J. Kissel scribing for S. Koehlenbeck, R. Short, J. Oberling, and J. Freed
ECR E2400083
IIET 30642
WP 12453

During yesterday's initial work installing the SPI pick-off path (LHO:83933), the first optic placed was SPI-BS1, the 80R/20T power beam-splitter that reflects most of the s-pol light towards the new SPI path. The pick-off is to eventually be sent into a SuK fiber collimator (60FC-SF-4-A6.2S-03), so we wanted to validate the beam profile / mode shape of this reflected beam.


The without changing any power in the ALS/SQZ/SPI pick-off path, the power now reflected from newly installed SPI-BS1 measured ~40 [mW] (see LHO:83946). This is too much for the WinCam beam profiler, so they used ALS-HWP2 to rotate the polarization going into ALS-PBS01, and thus reduced the reflected s-pol light in this ALS/SQZ/SPI pick-off path to ~10 [mW]. That necessarily means there's a little more of the ~2 [W] p-pol light transmitted and going toward the HAM1 light pipe, so they placed a temporary beam dump after ALS-M2 so as to not have to think about it.

The they set up a WinCam head on a rail and gathered the beam profile. With the WinCam analysis software on a computer stuck in the PSL, they simply gathered the profile information which I report here: 
# Distance[cm]	Radius[um]   Radius[um]
                   X             Y
    0.0           680.5         717
    17.78         465           504
    25.4          389           428.5
    30.48         346.5         368
    38.1          281.5         300.5

where "X" is parallel to the table, and "Y" is orthogonal to the table. The "0.0" position in this measurement is the "front" of the rail (the right most position as pictured in the attachment), which is Column 159 of the PSL grid.
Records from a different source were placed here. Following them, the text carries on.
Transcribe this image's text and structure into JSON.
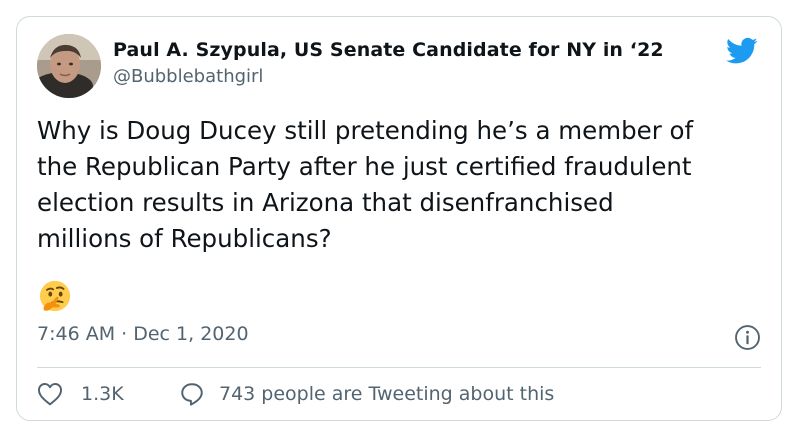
{
  "tweet": {
    "author_name": "Paul A. Szypula, US Senate Candidate for NY in ‘22",
    "handle": "@Bubblebathgirl",
    "text": "Why is Doug Ducey still pretending he’s a member of\nthe Republican Party after he just certified fraudulent\nelection results in Arizona that disenfranchised\nmillions of Republicans?",
    "emoji": "thinking-face",
    "timestamp": "7:46 AM · Dec 1, 2020",
    "likes": "1.3K",
    "reply_text": "743 people are Tweeting about this",
    "icons": {
      "brand": "twitter-bird-icon",
      "info": "info-icon",
      "like": "heart-icon",
      "reply": "speech-bubble-icon"
    }
  },
  "colors": {
    "brand": "#1d9bf0",
    "text": "#0f1419",
    "secondary": "#536471",
    "border": "#cfd9de"
  }
}
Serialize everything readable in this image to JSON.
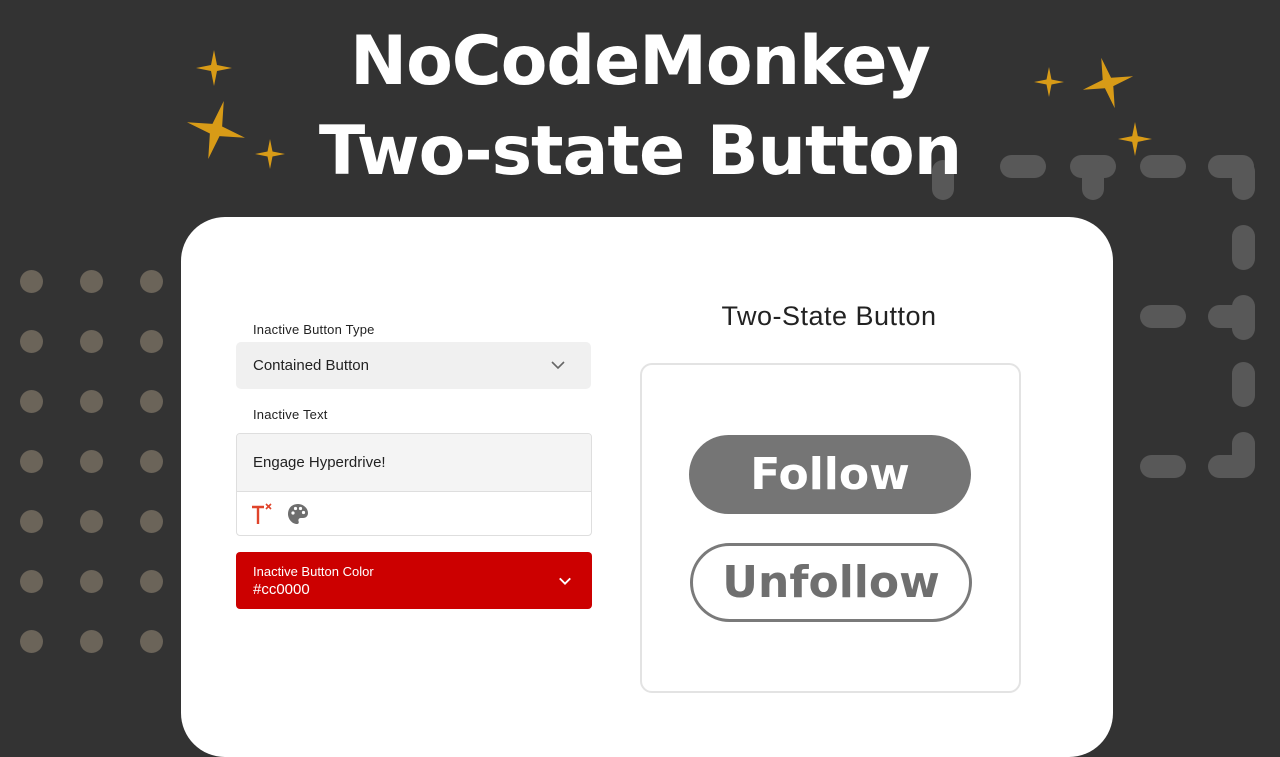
{
  "header": {
    "title_line1": "NoCodeMonkey",
    "title_line2": "Two-state Button"
  },
  "form": {
    "button_type": {
      "label": "Inactive Button Type",
      "value": "Contained Button"
    },
    "text": {
      "label": "Inactive Text",
      "value": "Engage Hyperdrive!"
    },
    "toolbar": {
      "icons": [
        "text-format-icon",
        "palette-icon"
      ]
    },
    "color": {
      "label": "Inactive Button Color",
      "value": "#cc0000"
    }
  },
  "preview": {
    "title": "Two-State Button",
    "follow_label": "Follow",
    "unfollow_label": "Unfollow"
  },
  "colors": {
    "background": "#333333",
    "sparkle": "#d89b17",
    "accent_red": "#cc0000",
    "follow_fill": "#757575"
  }
}
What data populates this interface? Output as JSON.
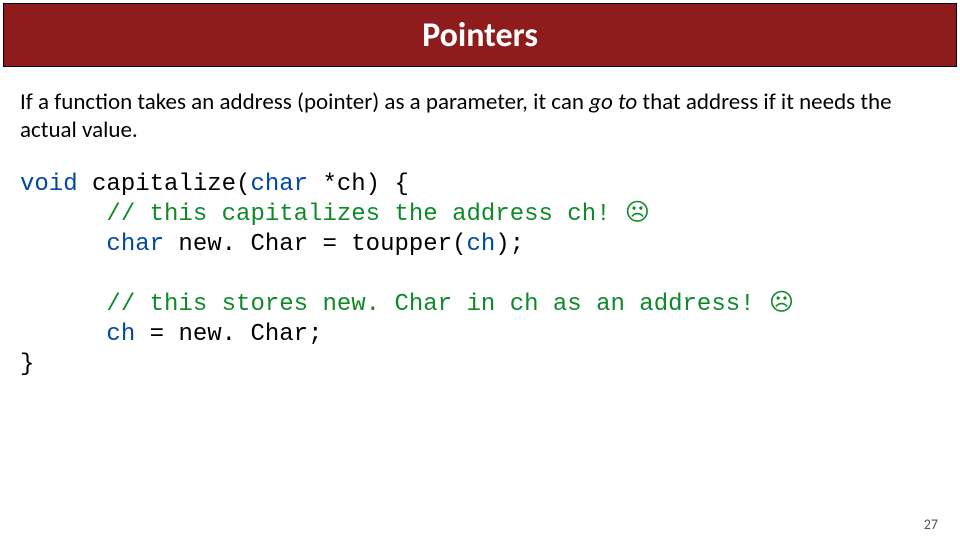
{
  "slide": {
    "title": "Pointers",
    "paragraph": {
      "pre": "If a function takes an address (pointer) as a parameter, it can ",
      "emph": "go to",
      "post": " that address if it needs the actual value."
    },
    "code": {
      "l1a": "void",
      "l1b": " capitalize(",
      "l1c": "char",
      "l1d": " *ch) {",
      "l2a": "// this capitalizes the address ch! ",
      "l2b": "☹",
      "l3a": "char",
      "l3b": " new. Char = toupper(",
      "l3c": "ch",
      "l3d": ");",
      "l4a": "// this stores new. Char in ch as an address! ",
      "l4b": "☹",
      "l5a": "ch",
      "l5b": " = new. Char;",
      "l6": "}"
    },
    "page_number": "27"
  }
}
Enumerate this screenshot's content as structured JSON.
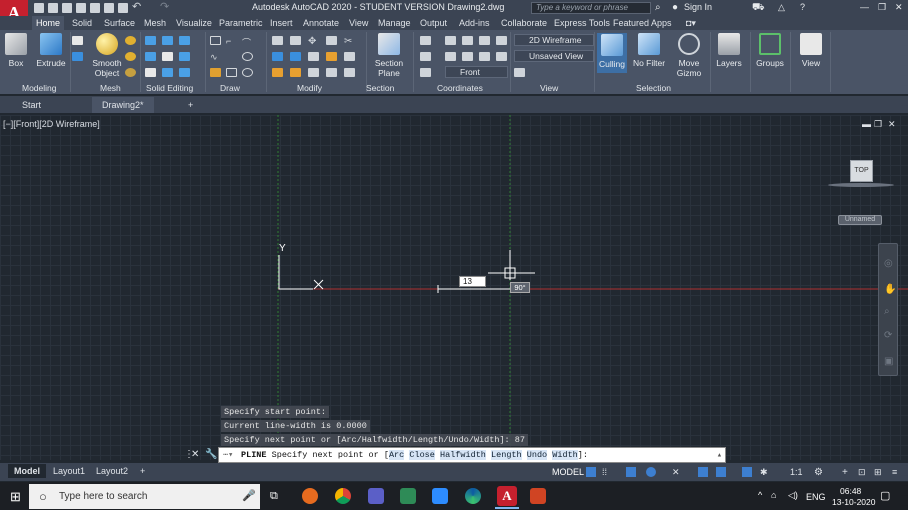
{
  "window": {
    "title": "Autodesk AutoCAD 2020 - STUDENT VERSION    Drawing2.dwg",
    "search_placeholder": "Type a keyword or phrase",
    "sign_in": "Sign In",
    "app_letter": "A"
  },
  "ribbon_tabs": [
    "Home",
    "Solid",
    "Surface",
    "Mesh",
    "Visualize",
    "Parametric",
    "Insert",
    "Annotate",
    "View",
    "Manage",
    "Output",
    "Add-ins",
    "Collaborate",
    "Express Tools",
    "Featured Apps"
  ],
  "ribbon": {
    "box": "Box",
    "extrude": "Extrude",
    "smooth_object_1": "Smooth",
    "smooth_object_2": "Object",
    "section_plane_1": "Section",
    "section_plane_2": "Plane",
    "visual_style": "2D Wireframe",
    "named_view": "Unsaved View",
    "ucs_view": "Front",
    "culling": "Culling",
    "no_filter": "No Filter",
    "move_gizmo_1": "Move",
    "move_gizmo_2": "Gizmo",
    "layers": "Layers",
    "groups": "Groups",
    "view": "View",
    "panels": [
      "Modeling",
      "Mesh",
      "Solid Editing",
      "Draw",
      "Modify",
      "Section",
      "Coordinates",
      "View",
      "Selection"
    ]
  },
  "file_tabs": {
    "start": "Start",
    "drawing": "Drawing2*",
    "add": "+"
  },
  "viewport": {
    "label": "[−][Front][2D Wireframe]",
    "viewcube_face": "TOP",
    "wcs_label": "Unnamed",
    "ucs_y": "Y",
    "dyn_input_value": "13",
    "angle_tooltip": "90°"
  },
  "command": {
    "history": [
      "Specify start point:",
      "Current line-width is 0.0000",
      "Specify next point or [Arc/Halfwidth/Length/Undo/Width]: 87"
    ],
    "current_cmd": "PLINE",
    "prompt": "Specify next point or [",
    "options": [
      "Arc",
      "Close",
      "Halfwidth",
      "Length",
      "Undo",
      "Width"
    ],
    "suffix": "]:"
  },
  "status": {
    "layout_tabs": [
      "Model",
      "Layout1",
      "Layout2"
    ],
    "model_label": "MODEL",
    "scale": "1:1"
  },
  "taskbar": {
    "search_placeholder": "Type here to search",
    "language": "ENG",
    "time": "06:48",
    "date": "13-10-2020"
  },
  "colors": {
    "accent_red": "#c5202e",
    "canvas_bg": "#212830",
    "ribbon_bg": "#4a5466",
    "axis_red": "#b03030",
    "axis_green": "#2e7d32"
  }
}
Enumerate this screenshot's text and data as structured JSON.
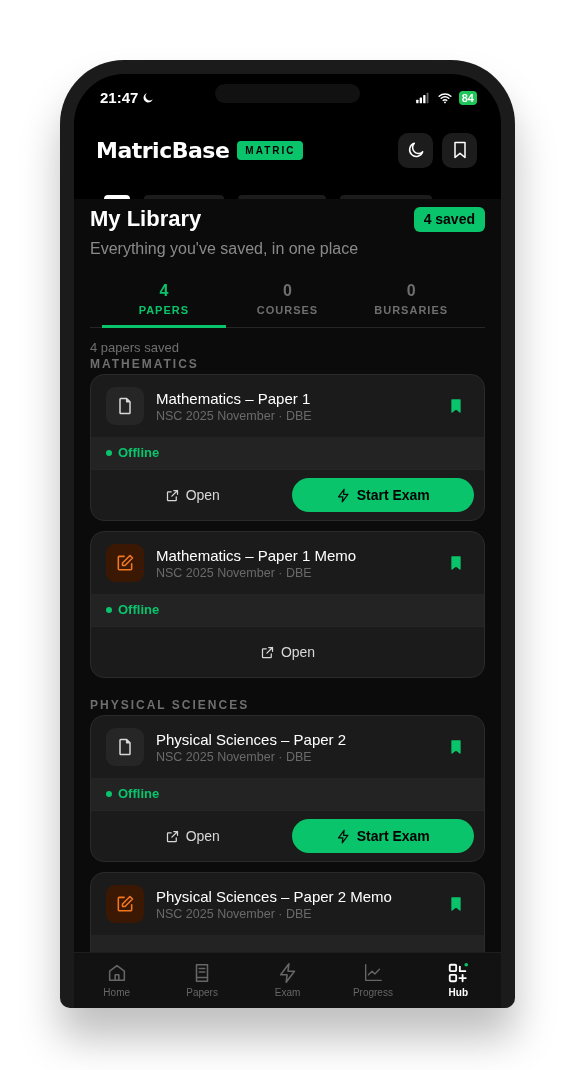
{
  "status_bar": {
    "time": "21:47",
    "battery": "84"
  },
  "header": {
    "logo": "MatricBase",
    "badge": "MATRIC"
  },
  "library": {
    "title": "My Library",
    "subtitle": "Everything you've saved, in one place",
    "saved_badge": "4 saved"
  },
  "tabs": [
    {
      "count": "4",
      "label": "PAPERS",
      "selected": true
    },
    {
      "count": "0",
      "label": "COURSES",
      "selected": false
    },
    {
      "count": "0",
      "label": "BURSARIES",
      "selected": false
    }
  ],
  "summary": "4 papers saved",
  "sections": [
    {
      "title": "MATHEMATICS",
      "papers": [
        {
          "kind": "paper",
          "title": "Mathematics – Paper 1",
          "meta": "NSC 2025 November · DBE",
          "bookmarked": true,
          "status": "Offline",
          "actions": [
            {
              "kind": "open",
              "label": "Open"
            },
            {
              "kind": "exam",
              "label": "Start Exam"
            }
          ]
        },
        {
          "kind": "memo",
          "title": "Mathematics – Paper 1 Memo",
          "meta": "NSC 2025 November · DBE",
          "bookmarked": true,
          "status": "Offline",
          "actions": [
            {
              "kind": "open",
              "label": "Open"
            }
          ]
        }
      ]
    },
    {
      "title": "PHYSICAL SCIENCES",
      "papers": [
        {
          "kind": "paper",
          "title": "Physical Sciences – Paper 2",
          "meta": "NSC 2025 November · DBE",
          "bookmarked": true,
          "status": "Offline",
          "actions": [
            {
              "kind": "open",
              "label": "Open"
            },
            {
              "kind": "exam",
              "label": "Start Exam"
            }
          ]
        },
        {
          "kind": "memo",
          "title": "Physical Sciences – Paper 2 Memo",
          "meta": "NSC 2025 November · DBE",
          "bookmarked": true
        }
      ]
    }
  ],
  "nav": [
    {
      "kind": "home",
      "label": "Home",
      "selected": false
    },
    {
      "kind": "papers",
      "label": "Papers",
      "selected": false
    },
    {
      "kind": "exam",
      "label": "Exam",
      "selected": false
    },
    {
      "kind": "progress",
      "label": "Progress",
      "selected": false
    },
    {
      "kind": "hub",
      "label": "Hub",
      "selected": true
    }
  ]
}
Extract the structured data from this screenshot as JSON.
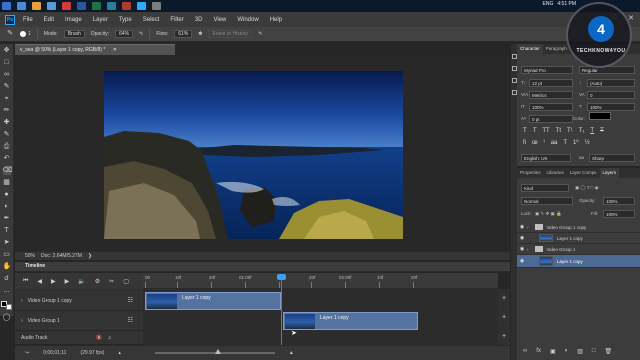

SPI-BS1 has the center of its reflective surface is set in +/- X position in Column 149 (within the existing ALS-PBS01 to ALS-M9 beam line). It's +/- Y position is set to create a reflected beam line along Row 30 of the grid, and the WinCam head and rail are centered in +/- Y on that Row to capture that beam.

Using this profile measurement, we find it to be quite different than expected from when this path was installed circa 2019 (see e.g. LHO:52381, LHO:52292, LHO:51610). Jason shared his mode matching solution from LHO:52292 with us prior to this week, and I've posted it as a comment to that aLOG, see LHO:83957.

We think we can trace the issue down to an error in the as-build drawing for the PSL:
- the whole beam path running in the +/-X direction from ALS-M1 to ALS-M2 is diagrammed to be on row 23 -- however, we find in reality, the path lies on row 25. That's 2 inches more between the (unlabeld) pick-off beam splitter just prior to ALS-M1 and ALS-M1 itself. Easily enough to distort a mode matching simulation.
- Jason confirms that he used the *drawing* to design the lens telescope for this ALS/SQZ fiber distribution pick-off path.

More on this as we work through a lens solution for the SPI path.

As of this entry, we elect to NOT create a new solution for the whole ALS/SQZ fiber distribution pick-off i.e. we *won't* adjust ALS-L1 or ALS-L5 in order to fix the true problem. But, we report what we found in the event that a case is better made to help mode matching and aligning into the ALS/SQZ fiber distribution pick-off easier -- as we have verbal confirmation that it was quite a pain.
For the record the fiber collimator used in the ALS/SQZ distribution pick-off is a Thor Labs F220 APC-1064.